Credit Livingroomconversations.org

It's no secret that affordable housing is tough to come by on the Cape and Islands. Two local nonprofits, the Housing Assistance Corporation in Hyannis, and the Community Development Partnership in Eastham, have come together to offer a set of classes aimed at helping town officials, volunteer board members, and residents better understand the affordable housing landscape. 

That includes Chapter 40B, the state law that allows approved developments to be exempt from some zoning laws if builders agree to making a certain percentage of the units affordable. 

Last year, approximately 140 local officials and volunteers took the free courses, but many more are eligible. WCAI's Kathryn Eident talked with Laura Reckford, of the Housing Assistance Corporation, to learn more. 

Eident: Talk about the curriculum a little bit.

Reckford: Affordable housing, particularly the financing of it, is very complicated. And, so we did give an affordable housing 101 with all the alphabet soup of acronyms, and then we went into the details of it-- about financing, about Chapter 40 B and the town's role, about the fair housing laws. We talked about zoning, we talked about how towns can partner with developers, how towns can be proactive and put together a housing production plan. That gives the towns a lot more leverage when the developer comes to town, rather than having the developer pick the property that they want to develop. The town can say, "Look, these are the properties we're interested in turning into housing. Can you perhaps consider one of those?"

Eident: Who are you hoping to reach this year?

Reckford: Housing Assistance Corporation is partnering with Community Development Partnership on this initiative, and we've spent time putting together a curriculum that not only has different speakers from last year, but also topics that we didn't cover last year that people specifically asked for. And so, we are expecting some people who attended last year.

In addition, one of the things we are most proud of last year on the feedback forms was that 100% of the people who turned down those feedback forms said they would recommend this to colleagues on their boards and committees. And so, we're talking about a potential of more than 1,000 people who are eligible to attend. I should mention: we know that people on town boards and committees, these volunteers, are already spending at least one night in these long committee meetings.

And so, we are making this free, and we also are making it as convenient as possible. So, each class is done for different times in each part of the Cape.

Eident: How is this program funded?

Reckford: There have been some very generous employers who feel the pinch of the lack of affordable housing in town. We have gone out for grants, and we've also gone to all 15 towns on the Cape through their Community Preservation committees. One of the aspects for Community Preservation funding is housing and support for housing.

Eident: Are there other programs like this that you could turn to, or is this a one-of-a-kind thin?

Reckford: It's a one-o-a-kind thing on the Cape. We were inspired by a statewide similar institute that an organization called Massachusetts Housing Partnership. And this institute was inspired by that.

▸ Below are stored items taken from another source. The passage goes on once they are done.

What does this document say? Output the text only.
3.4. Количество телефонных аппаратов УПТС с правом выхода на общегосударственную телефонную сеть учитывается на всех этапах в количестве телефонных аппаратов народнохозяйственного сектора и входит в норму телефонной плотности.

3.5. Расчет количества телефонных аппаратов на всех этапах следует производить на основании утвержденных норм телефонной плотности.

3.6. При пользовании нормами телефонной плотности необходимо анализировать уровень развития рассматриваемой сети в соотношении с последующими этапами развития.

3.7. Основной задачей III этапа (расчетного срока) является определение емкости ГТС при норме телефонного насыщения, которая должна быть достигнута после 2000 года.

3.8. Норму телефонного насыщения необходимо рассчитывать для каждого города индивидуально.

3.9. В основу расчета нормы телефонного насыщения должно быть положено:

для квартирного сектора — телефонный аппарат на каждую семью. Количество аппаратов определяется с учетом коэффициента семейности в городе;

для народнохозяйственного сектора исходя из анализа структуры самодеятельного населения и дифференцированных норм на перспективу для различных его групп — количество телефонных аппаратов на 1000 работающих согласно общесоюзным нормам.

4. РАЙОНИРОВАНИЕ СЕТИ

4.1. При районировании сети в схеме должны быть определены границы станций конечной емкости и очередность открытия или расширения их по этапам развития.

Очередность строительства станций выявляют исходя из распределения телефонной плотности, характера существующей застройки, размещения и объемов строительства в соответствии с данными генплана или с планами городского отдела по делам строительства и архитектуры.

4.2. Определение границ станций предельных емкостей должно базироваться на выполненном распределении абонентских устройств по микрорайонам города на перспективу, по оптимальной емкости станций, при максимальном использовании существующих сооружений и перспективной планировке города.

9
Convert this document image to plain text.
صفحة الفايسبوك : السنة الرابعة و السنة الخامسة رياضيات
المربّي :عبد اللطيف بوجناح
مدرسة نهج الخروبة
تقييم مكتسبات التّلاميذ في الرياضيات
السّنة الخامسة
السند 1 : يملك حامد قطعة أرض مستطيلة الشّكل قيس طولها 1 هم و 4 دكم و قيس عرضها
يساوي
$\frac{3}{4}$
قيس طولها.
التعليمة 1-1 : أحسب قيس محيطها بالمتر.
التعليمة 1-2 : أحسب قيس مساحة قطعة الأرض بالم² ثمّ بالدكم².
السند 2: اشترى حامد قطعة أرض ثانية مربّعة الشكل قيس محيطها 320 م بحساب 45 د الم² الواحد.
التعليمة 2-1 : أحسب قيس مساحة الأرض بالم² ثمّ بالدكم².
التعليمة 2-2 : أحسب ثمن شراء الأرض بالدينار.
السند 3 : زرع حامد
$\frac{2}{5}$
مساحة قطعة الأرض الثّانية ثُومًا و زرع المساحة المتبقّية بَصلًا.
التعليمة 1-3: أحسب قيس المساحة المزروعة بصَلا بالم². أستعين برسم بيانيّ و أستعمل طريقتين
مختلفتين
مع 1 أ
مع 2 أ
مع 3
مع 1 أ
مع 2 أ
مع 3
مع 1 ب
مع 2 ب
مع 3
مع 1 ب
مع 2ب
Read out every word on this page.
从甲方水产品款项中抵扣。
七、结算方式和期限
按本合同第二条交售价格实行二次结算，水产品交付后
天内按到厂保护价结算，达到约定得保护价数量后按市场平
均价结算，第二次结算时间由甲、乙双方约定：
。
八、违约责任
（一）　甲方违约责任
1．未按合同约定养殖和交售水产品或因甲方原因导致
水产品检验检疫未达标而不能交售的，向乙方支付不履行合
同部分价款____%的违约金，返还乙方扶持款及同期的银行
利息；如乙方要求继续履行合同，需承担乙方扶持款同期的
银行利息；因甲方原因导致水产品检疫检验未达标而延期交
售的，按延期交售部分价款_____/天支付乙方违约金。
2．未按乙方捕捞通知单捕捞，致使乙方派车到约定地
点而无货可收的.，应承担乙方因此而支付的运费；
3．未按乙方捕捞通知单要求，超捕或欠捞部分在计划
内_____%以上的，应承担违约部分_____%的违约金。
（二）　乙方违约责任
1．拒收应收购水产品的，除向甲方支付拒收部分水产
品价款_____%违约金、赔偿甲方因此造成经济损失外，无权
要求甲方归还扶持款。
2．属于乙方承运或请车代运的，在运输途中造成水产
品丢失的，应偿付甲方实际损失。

Eident: And if a member of the public is listening saying, "Gosh, I'd like to learn more," but this really is geared toward folks that are part of the machinery of government., you have another program that might speak to them.

Reckford: Absolutely. We do have a program in the winter called the Cape Housing Advocacy Training. That's for the people who want to listen to these projects, attend a Planning Board meeting, attend their Town Meeting and speak up in favor of a development. Because, we know that the opponents always turn out and the people in favor sometimes don't turn out; they might not know the process is going on. So, this class talks about affordable housing and the problem we have here. And, it gave people tips for how to put together a short speech to speak before a planning board or a town meeting. So, we'll be doing that again this winter probably January, February, March.

Eident: Laura Reckford, of the Housing Assistance Corporation, thank so much for coming in and chatting with us about this program.

Reckford: Thanks for having me, Kathryn.